Forest loss threatens the existence of thousands of species that live in the forest. Many of the world’s indigenous people live in forests and rely on them to continue their way of life. Degradation of tropical rainforest jeopardizes water security by causing severe drought that further diminishes rainfall, humidity, and soil quality leading to even great threats to communities’ livelihoods, health and economic growth. Deforestation threatens unique, important and endangered plants and animals with extinction, and most importantly, directly contributes to global climate change as rainforests store much of the world’s carbon dioxide.

Deforestation in the tropical belt throughout the world has ripple effects across the planet.
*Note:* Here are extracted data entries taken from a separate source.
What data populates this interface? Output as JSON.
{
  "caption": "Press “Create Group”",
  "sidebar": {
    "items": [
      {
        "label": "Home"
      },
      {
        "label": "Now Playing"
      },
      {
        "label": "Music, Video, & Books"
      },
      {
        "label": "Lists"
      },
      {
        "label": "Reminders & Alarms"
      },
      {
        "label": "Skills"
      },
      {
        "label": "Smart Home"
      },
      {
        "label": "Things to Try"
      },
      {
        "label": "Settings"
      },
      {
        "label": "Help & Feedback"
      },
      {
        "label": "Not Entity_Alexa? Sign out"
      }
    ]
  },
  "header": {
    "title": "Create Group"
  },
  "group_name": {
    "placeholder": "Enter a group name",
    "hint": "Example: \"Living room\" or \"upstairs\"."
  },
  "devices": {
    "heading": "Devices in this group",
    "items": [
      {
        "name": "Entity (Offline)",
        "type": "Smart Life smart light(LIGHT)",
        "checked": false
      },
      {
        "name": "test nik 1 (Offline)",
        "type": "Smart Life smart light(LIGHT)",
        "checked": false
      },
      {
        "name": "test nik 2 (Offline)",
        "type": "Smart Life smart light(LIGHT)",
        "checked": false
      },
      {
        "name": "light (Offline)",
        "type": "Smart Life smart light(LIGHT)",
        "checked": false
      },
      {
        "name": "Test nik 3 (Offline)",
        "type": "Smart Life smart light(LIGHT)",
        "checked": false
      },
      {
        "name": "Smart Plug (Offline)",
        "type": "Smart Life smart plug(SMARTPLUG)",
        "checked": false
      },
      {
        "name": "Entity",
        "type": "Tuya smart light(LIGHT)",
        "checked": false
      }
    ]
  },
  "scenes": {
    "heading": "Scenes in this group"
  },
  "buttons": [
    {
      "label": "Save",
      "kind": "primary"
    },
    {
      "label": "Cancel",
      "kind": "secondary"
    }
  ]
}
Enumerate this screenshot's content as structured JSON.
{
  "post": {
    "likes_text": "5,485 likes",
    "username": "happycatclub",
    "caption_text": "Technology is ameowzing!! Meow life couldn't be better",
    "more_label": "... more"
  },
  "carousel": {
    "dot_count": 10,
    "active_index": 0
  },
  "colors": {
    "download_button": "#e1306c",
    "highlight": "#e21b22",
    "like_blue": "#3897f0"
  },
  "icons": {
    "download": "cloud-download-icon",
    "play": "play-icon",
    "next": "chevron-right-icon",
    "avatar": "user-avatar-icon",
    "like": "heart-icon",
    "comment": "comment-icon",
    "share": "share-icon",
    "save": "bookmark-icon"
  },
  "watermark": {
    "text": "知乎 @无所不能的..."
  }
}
However, people living in rural rainforest communities feel the effects of deforestation and climate change first and most acutely – and to potentially devastating outcomes. Almost 80% of Cambodia’s population lives in rural areas, nearly all of whom work as subsistence farmers, making their food security almost entirely dependent on natural resources and weather patterns, such as consistent rainfall and predictable seasons.

In 1990, 73% of Cambodia’s land area was covered by forest. Rampant forest destruction by logging concessionaires took place through the 1990s, until a suspension was placed on concessions in 2002, when forest cover was at 61%. Yet illegal logging, slash-and-burn agriculture, land grabbing, uncoordinated mining, and other unsustainable development are still taking their toll on Cambodia’s forests. By 2010, only 57% of Cambodian land was forested (World Bank, World Development Indicators).
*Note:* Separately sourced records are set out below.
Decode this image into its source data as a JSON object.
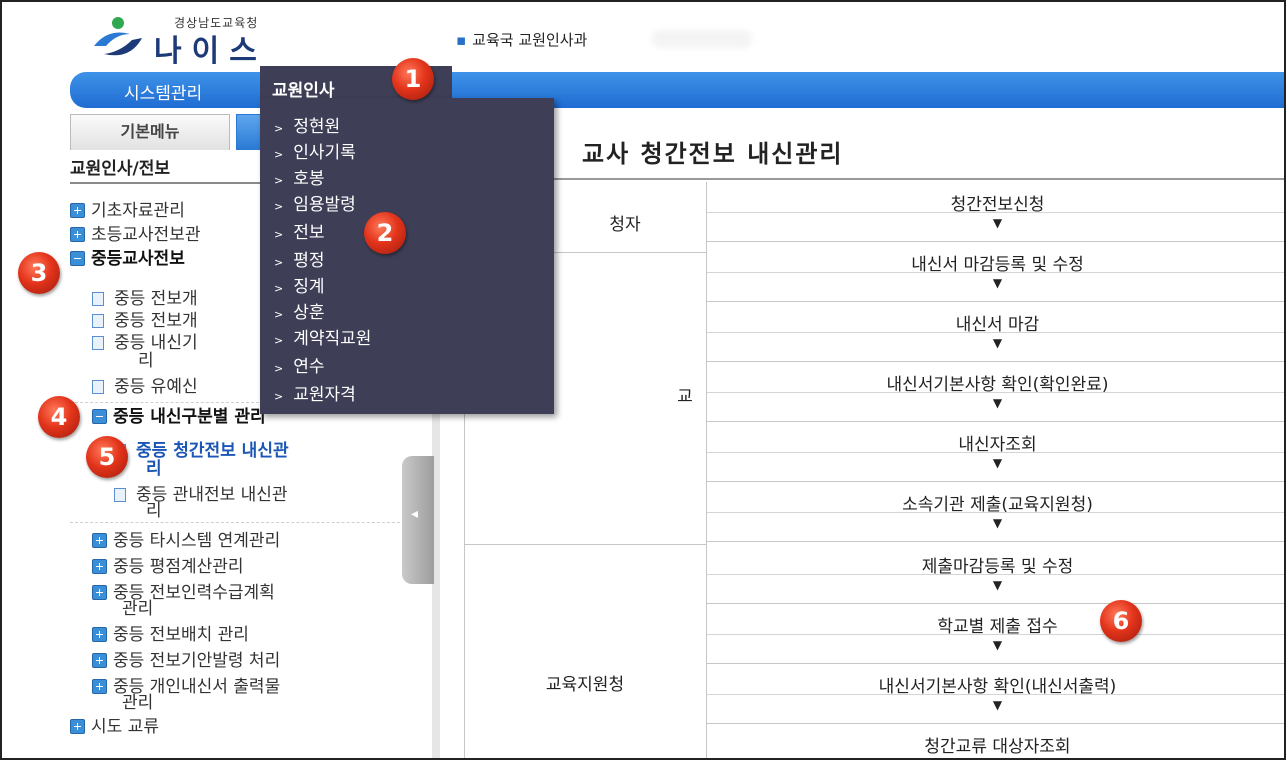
{
  "header": {
    "org_name": "경상남도교육청",
    "app_name": "나이스",
    "dept_dot": "▪",
    "dept": "교육국 교원인사과"
  },
  "topnav": {
    "items": [
      "시스템관리",
      "교원인사"
    ],
    "active_index": 1
  },
  "tabs": {
    "items": [
      "기본메뉴",
      ""
    ]
  },
  "sidebar": {
    "title": "교원인사/전보",
    "items": [
      {
        "label": "기초자료관리",
        "type": "plus"
      },
      {
        "label": "초등교사전보관",
        "type": "plus"
      },
      {
        "label": "중등교사전보",
        "type": "minus",
        "bold": true
      },
      {
        "label": "중등 전보개",
        "type": "doc"
      },
      {
        "label": "중등 전보개",
        "type": "doc"
      },
      {
        "label": "중등 내신기",
        "type": "doc"
      },
      {
        "label": "리",
        "type": "wrap"
      },
      {
        "label": "중등 유예신",
        "type": "doc"
      },
      {
        "label": "중등 내신구분별 관리",
        "type": "minus",
        "bold": true
      },
      {
        "label": "중등 청간전보 내신관",
        "type": "doc",
        "selected": true
      },
      {
        "label": "리",
        "type": "wrap"
      },
      {
        "label": "중등 관내전보 내신관",
        "type": "doc"
      },
      {
        "label": "리",
        "type": "wrap"
      },
      {
        "label": "중등 타시스템 연계관리",
        "type": "plus"
      },
      {
        "label": "중등 평점계산관리",
        "type": "plus"
      },
      {
        "label": "중등 전보인력수급계획",
        "type": "plus"
      },
      {
        "label": "관리",
        "type": "wrap"
      },
      {
        "label": "중등 전보배치 관리",
        "type": "plus"
      },
      {
        "label": "중등 전보기안발령 처리",
        "type": "plus"
      },
      {
        "label": "중등 개인내신서 출력물",
        "type": "plus"
      },
      {
        "label": "관리",
        "type": "wrap"
      },
      {
        "label": "시도 교류",
        "type": "plus"
      }
    ]
  },
  "dropdown": {
    "chevron": ">",
    "items": [
      "정현원",
      "인사기록",
      "호봉",
      "임용발령",
      "전보",
      "평정",
      "징계",
      "상훈",
      "계약직교원",
      "연수",
      "교원자격"
    ]
  },
  "content": {
    "title": "교사 청간전보 내신관리",
    "roles": [
      "청자",
      "교",
      "교육지원청"
    ],
    "arrow": "▼",
    "steps": [
      "청간전보신청",
      "내신서 마감등록 및 수정",
      "내신서 마감",
      "내신서기본사항 확인(확인완료)",
      "내신자조회",
      "소속기관 제출(교육지원청)",
      "제출마감등록 및 수정",
      "학교별 제출 접수",
      "내신서기본사항 확인(내신서출력)",
      "청간교류 대상자조회"
    ]
  },
  "handle_arrow": "◂",
  "badges": [
    "1",
    "2",
    "3",
    "4",
    "5",
    "6"
  ],
  "colors": {
    "nav_blue": "#1f6cd2",
    "dropdown_bg": "#3e3e56",
    "badge_red": "#e3341b",
    "selected_text": "#1b56b5"
  }
}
Wildlife Alliance works in the Cardamom Mountains of Southwestern Cambodia to stop deforestation and protect Cambodia’s endangered wildlife. Stretching across 2 million acres, the Southern Cardamoms are part of a mosaic of Protected Areas and Protected Forests that form Cambodia’s largest intact forest, one of Asia’s last remaining elephant corridors, and one of the region’s most important watersheds.
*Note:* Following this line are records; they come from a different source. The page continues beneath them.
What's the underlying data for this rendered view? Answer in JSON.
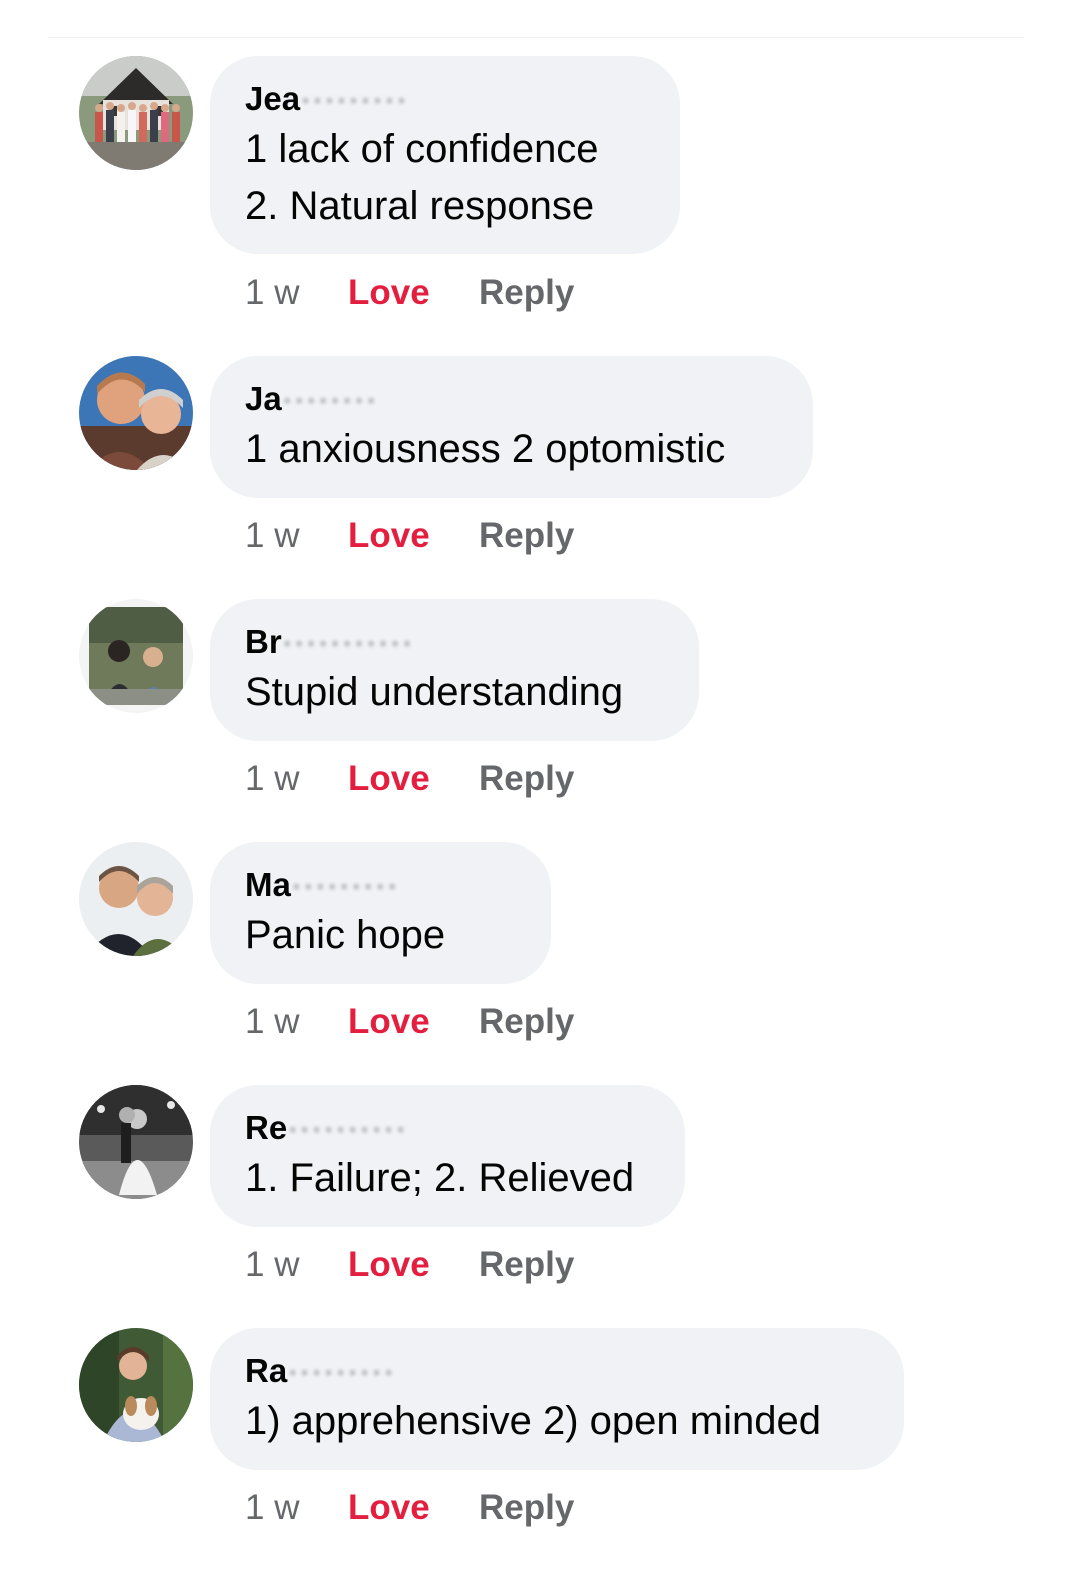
{
  "comments": [
    {
      "author_visible": "Jea",
      "author_obscured": "·········",
      "lines": [
        "1  lack of confidence",
        "2. Natural response"
      ],
      "time": "1 w",
      "love_label": "Love",
      "reply_label": "Reply",
      "avatar_icon": "profile-photo-group"
    },
    {
      "author_visible": "Ja",
      "author_obscured": "········",
      "lines": [
        "1 anxiousness  2 optomistic"
      ],
      "time": "1 w",
      "love_label": "Love",
      "reply_label": "Reply",
      "avatar_icon": "profile-photo-couple"
    },
    {
      "author_visible": "Br",
      "author_obscured": "···········",
      "lines": [
        "Stupid understanding"
      ],
      "time": "1 w",
      "love_label": "Love",
      "reply_label": "Reply",
      "avatar_icon": "profile-photo-outdoor"
    },
    {
      "author_visible": "Ma",
      "author_obscured": "·········",
      "lines": [
        "Panic hope"
      ],
      "time": "1 w",
      "love_label": "Love",
      "reply_label": "Reply",
      "avatar_icon": "profile-photo-couple"
    },
    {
      "author_visible": "Re",
      "author_obscured": "··········",
      "lines": [
        "1. Failure; 2. Relieved"
      ],
      "time": "1 w",
      "love_label": "Love",
      "reply_label": "Reply",
      "avatar_icon": "profile-photo-wedding"
    },
    {
      "author_visible": "Ra",
      "author_obscured": "·········",
      "lines": [
        "1) apprehensive 2) open minded"
      ],
      "time": "1 w",
      "love_label": "Love",
      "reply_label": "Reply",
      "avatar_icon": "profile-photo-dog"
    }
  ],
  "colors": {
    "love": "#e41e3f",
    "meta": "#65676b",
    "bubble": "#f0f2f5",
    "text": "#050505"
  }
}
To protect this watershed, its people and biodiversity, Wildlife Alliance has partnered with the Royal Government of Cambodia to directly address these threats to the forest and watershed. Wildlife Alliance trains and equips forest rangers to patrol the Southern Cardamoms and provide direct protection to forests and wildlife. We also work to reconnect and revive fragmented forest through a reforestation program that mitigates the damage already incurred through years of slash-and-burn farming and provides sustainable, alternative income to local communities.

Wildlife Alliance also works with the Cambodian Government to revoke agricultural land concessions that would have destroyed important forest habitats without providing sufficient economic benefits. Through these lobbying efforts we have saved 510,228 hectares (1,260,801 million acres) of mainland Southeast Asia’s largest rainforest.